CRONOGRAFOS DE PILOTO
Al margen de los relojes ya comentados en anteriores artículos, la armada alemana solicitó cronógrafos de pulsera que normalmente iban destinados a los pilotos de caza.
Con diámetros de caja de 38 mm tenían las mismas características comunes a los anteriores pero además se habían añadido las propias de un cronógrafo. Incluso disponían ya de la función “Flayback” que permite poner a cero el contador en marcha.
Dos de las firmas más importantes que diseñaron este tipo de piezas fueron: Tutima-Glshuüte y Hanhart. La primera toma su nombre la ciudad donde tiene su origen de fabricación por la Ufag (Uhrenfabrik AG). De aquí salieron los primeros cronógrafos militares de la historia; equipados de un movimiento de 33,8 mm de diámetro y 5,4 mm de anchura decorado con 17 rubíes, que recibión el nombre de calibre 59. De remontaje manual, este reloj era hermético hasta 15 metros. El bisel acanalado era giratorio y presentaba una pequeña marca roja para indicar los tiempos. Este modelo señaló la forma definitiva el futuro de la producción de este tipo de piezas. Las primera unidades salieron de la fábrica en 1941 y llegaron a fabricarse 30.000 hasta el año 1945.
La fábrica UFAG nació de la escisión de la empresa Dcustche Präzisions-Uhren-Fabrik Glashütte fundada por Ferdinand Adolph Lange en dos partes UFAG y UROFA. Este grupo nuevo empresarial es creado en 1926 y fue dirigido por el jurista Ernst Kurtz hasta el cierre en 1945. Además de la producción inicial de relojes de bolsillo se desarrollan y producen calibre para sus relojes de pulsera.
El bombardeo de sus instalaciones en 1945 por la aviación rusa. Kurtz tiene que trasladar todo su potencial empresarial a la nueva Alemania occidental hasta que , en 1951 se traslada a Ganderkesee, en la Baja Sajonia. En Alemania del este, y bajo el gobierno de la RDA, todas las fábricas se fusionan en una empresa estatal, desapareciendo así los grandes nombres de la relojería de Glashütte.

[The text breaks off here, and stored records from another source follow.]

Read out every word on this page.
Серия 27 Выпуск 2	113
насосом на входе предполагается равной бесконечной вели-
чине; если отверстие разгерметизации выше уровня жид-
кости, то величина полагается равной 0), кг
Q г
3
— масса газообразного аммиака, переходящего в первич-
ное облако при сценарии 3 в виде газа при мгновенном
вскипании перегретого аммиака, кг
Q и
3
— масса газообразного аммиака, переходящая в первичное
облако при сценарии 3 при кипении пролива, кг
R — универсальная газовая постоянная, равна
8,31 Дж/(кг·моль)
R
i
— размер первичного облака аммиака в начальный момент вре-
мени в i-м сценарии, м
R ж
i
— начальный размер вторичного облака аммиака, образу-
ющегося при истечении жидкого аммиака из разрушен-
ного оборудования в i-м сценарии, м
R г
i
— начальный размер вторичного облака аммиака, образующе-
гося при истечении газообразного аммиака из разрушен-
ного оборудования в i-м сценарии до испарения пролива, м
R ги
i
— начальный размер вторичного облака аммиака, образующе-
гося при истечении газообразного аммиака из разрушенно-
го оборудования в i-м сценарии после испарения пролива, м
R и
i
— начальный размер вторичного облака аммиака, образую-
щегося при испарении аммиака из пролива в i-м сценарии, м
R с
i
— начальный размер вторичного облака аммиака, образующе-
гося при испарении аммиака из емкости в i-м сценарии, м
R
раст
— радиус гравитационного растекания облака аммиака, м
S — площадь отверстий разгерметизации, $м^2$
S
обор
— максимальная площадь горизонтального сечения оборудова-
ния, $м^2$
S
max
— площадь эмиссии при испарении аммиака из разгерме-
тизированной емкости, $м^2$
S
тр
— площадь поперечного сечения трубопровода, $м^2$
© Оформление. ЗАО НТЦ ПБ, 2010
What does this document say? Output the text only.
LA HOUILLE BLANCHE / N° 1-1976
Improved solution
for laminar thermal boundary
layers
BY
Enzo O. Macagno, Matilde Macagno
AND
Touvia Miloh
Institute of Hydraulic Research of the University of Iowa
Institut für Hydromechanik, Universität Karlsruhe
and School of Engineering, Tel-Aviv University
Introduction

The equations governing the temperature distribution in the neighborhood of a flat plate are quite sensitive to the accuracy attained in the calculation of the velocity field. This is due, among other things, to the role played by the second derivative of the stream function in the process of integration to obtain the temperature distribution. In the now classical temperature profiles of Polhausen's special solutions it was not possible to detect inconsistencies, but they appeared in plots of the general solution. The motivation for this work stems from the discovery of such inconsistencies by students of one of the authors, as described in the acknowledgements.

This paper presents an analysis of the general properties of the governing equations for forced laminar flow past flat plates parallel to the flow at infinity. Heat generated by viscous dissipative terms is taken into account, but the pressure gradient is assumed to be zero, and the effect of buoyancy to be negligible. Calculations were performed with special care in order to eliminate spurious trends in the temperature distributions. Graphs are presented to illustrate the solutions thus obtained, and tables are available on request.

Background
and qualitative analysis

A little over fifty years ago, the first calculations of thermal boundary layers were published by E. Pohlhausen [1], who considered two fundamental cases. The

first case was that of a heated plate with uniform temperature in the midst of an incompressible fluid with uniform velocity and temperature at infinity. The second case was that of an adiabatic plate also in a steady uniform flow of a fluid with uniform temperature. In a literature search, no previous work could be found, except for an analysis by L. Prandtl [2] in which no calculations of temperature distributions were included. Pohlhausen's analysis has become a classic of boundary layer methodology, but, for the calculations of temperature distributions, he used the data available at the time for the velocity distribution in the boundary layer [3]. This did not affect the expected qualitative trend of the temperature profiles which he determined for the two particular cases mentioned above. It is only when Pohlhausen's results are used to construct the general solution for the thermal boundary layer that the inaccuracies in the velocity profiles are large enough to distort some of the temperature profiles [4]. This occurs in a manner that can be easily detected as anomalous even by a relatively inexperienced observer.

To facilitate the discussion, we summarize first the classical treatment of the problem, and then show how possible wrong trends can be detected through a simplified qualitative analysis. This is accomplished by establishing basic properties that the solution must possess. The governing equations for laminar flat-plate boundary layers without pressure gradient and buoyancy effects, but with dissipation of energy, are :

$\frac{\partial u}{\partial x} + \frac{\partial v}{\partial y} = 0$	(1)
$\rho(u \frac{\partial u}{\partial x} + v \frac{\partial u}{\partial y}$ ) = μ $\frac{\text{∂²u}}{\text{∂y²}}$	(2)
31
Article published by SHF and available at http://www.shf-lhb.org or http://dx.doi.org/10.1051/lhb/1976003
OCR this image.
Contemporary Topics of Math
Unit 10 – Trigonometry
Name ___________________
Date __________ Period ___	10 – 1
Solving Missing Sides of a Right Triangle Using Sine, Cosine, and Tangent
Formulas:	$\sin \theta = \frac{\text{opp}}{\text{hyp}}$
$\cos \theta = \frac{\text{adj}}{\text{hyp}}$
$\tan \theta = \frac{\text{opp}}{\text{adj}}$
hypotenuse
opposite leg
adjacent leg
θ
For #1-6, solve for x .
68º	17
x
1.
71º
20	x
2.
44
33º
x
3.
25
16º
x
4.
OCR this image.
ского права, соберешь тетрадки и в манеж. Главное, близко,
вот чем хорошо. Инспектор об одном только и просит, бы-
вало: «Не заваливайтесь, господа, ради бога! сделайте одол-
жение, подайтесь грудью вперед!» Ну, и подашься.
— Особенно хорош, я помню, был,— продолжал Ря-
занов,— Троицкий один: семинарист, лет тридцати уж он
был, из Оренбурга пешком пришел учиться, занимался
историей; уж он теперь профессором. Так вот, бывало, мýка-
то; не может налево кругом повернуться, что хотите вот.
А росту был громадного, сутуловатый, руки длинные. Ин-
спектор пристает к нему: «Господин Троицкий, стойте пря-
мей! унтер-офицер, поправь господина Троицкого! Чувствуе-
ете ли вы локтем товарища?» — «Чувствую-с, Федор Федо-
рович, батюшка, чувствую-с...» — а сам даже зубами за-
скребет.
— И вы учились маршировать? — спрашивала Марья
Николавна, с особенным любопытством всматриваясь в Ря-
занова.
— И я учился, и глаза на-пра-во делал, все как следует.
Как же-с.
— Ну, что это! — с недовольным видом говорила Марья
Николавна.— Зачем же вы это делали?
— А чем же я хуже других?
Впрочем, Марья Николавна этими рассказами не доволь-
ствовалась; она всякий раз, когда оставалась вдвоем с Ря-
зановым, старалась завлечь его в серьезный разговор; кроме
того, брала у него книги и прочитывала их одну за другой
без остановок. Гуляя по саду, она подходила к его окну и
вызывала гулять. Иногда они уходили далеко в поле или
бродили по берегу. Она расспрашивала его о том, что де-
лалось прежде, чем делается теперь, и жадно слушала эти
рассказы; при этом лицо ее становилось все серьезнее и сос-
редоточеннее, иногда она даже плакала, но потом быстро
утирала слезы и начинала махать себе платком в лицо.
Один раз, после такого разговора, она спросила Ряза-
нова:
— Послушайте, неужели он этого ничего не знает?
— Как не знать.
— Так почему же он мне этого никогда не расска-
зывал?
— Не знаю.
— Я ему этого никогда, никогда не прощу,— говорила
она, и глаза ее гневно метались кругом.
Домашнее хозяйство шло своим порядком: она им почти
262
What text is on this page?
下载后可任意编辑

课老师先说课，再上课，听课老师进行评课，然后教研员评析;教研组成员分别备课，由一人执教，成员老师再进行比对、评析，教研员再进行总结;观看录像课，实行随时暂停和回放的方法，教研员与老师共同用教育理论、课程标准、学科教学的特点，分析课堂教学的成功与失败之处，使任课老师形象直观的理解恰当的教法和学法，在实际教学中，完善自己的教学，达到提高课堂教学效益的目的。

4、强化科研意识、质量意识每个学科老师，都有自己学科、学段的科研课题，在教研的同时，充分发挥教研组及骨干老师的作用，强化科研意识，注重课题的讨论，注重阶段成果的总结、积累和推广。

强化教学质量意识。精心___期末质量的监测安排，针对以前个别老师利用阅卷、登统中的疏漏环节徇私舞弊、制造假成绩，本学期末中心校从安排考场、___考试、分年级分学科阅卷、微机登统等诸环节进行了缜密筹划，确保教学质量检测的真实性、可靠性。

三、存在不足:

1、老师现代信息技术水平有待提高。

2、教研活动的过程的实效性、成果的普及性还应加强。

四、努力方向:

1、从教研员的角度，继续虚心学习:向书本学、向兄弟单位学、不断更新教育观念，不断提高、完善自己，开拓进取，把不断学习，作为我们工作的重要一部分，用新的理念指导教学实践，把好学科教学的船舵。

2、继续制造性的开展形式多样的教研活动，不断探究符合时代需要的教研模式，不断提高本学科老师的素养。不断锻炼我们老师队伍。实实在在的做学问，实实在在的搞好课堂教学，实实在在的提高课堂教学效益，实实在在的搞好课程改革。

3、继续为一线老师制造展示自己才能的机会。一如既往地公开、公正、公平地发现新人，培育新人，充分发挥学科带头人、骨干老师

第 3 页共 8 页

Actualmente la firma Tutima, bajo la dirección de un antiguo colaborador de Kurtz, Dieter Delecate, continúa su actividad produciendo relojes militares modernos y réplicas de los fabricados en los años Cuarente, ofreciendo una relación calidad-precio bastante buena. La réplica de ese primer cronógrafo militar es ahora denominada 1941 Flieger Chronograph, y es un atractivo reloj, casi idéntico al primero, provisto de calibre Valjoux 7760 modificado. Otro fabricante de cronógrafos de la época fue Hanhart, empresa situada en Schwenninger-sur-le-Neekar, aunque fundada en 1882 por Wilhelm Julius Hanhart. Es territorio alemán donde, desde 1902, la firma se especializa en la producción de cronómetros de bajo precio para poco después ampliar la oferta con los relojes de bolsillo y de pulsera también de alcance del público en general. Los primero relojes de precisión nacen en 1938 en la nueva fábrica de Güttenbach.

La gama de 45 piezas entre los que se encuentran modelos de pulsera, de bolsillo, cronómetros y relojes deportivos, pero no es hasta 1939 cuando Hanhart presenta un cronógrafo concebido para los pilotos de la aviación. Se trata de un ejemplar dotado con movimiento de 35 mm de diámetro y 17 rubíes, sin formar. La caja es de latón cromado mate y fondo de acero.
Tras la Segunda Guerra Mundial la aviación francesa equió a sus pilotos con relojes de la marca Vixa, provistos de movimiento Hanhart, que habían sido confistcados como pago de perjuicios de guerra. En la actualidad la firma dispone de dos iportantes líneas de producción, una con todo tipo de contadores digitales y mecánicos y la segunda con una amplia gama de relojes de pulsera fundamentalmente cronógrafos, en muchos casos replicas de los fabricados en los años Treinta y Cuarenta.